Daniel Mayer wrote:
Delirium wrote:
Transliterations can be tricky issues too. Should we always accept the current preferred transliteration, or use historic ones when commonly used?
Use the most commonly used form as per our 'common name' naming convention. However, "official" transiterations sometimes filter into common usage given enough time. Peking was once the most common name in English for the Chinese city. But a couple decades of the PRC insisting that the transliteration should be Beijing changed that.
For now at least, "Makedonia" is a non-starter since very few interested English speakers will know that that is "Macedonia" (in American English at least, the "c" in "Macedonia" is pronounced as an "s", but a "k" is never pronounced as an "s" in English AFAIK).
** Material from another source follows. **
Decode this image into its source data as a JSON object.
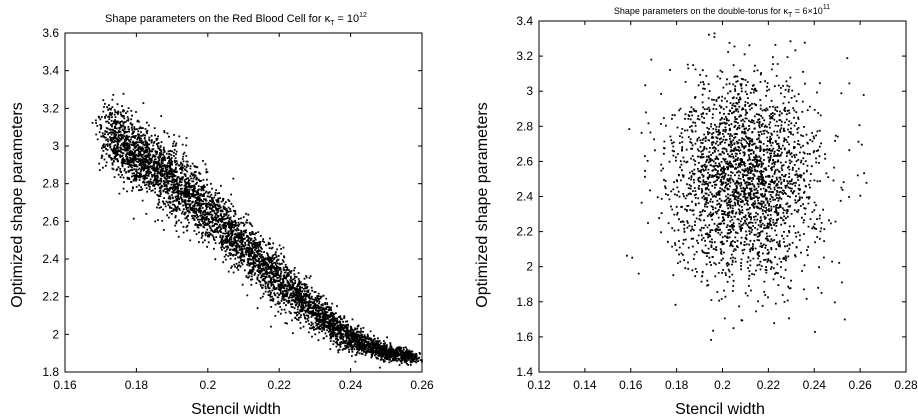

Given enough time English usage of that term may change or it may not change. It is not our job to hasten that change - our job is to choose the term most likely to be searched for or linked to by interested English speakers in the context of an encyclopedia. Of course we should still mention in the article the name controversy and what the Greek Ministry of Antiquities thinks the name should be.
This seems a little inconsistent with [[Mumbai]] though -- by far [[Bombay]] is the most common English name for the city (and someone used to Bombay could hardly recognize the much-differently-pronounced Mumbai), but we use the new official name for our article.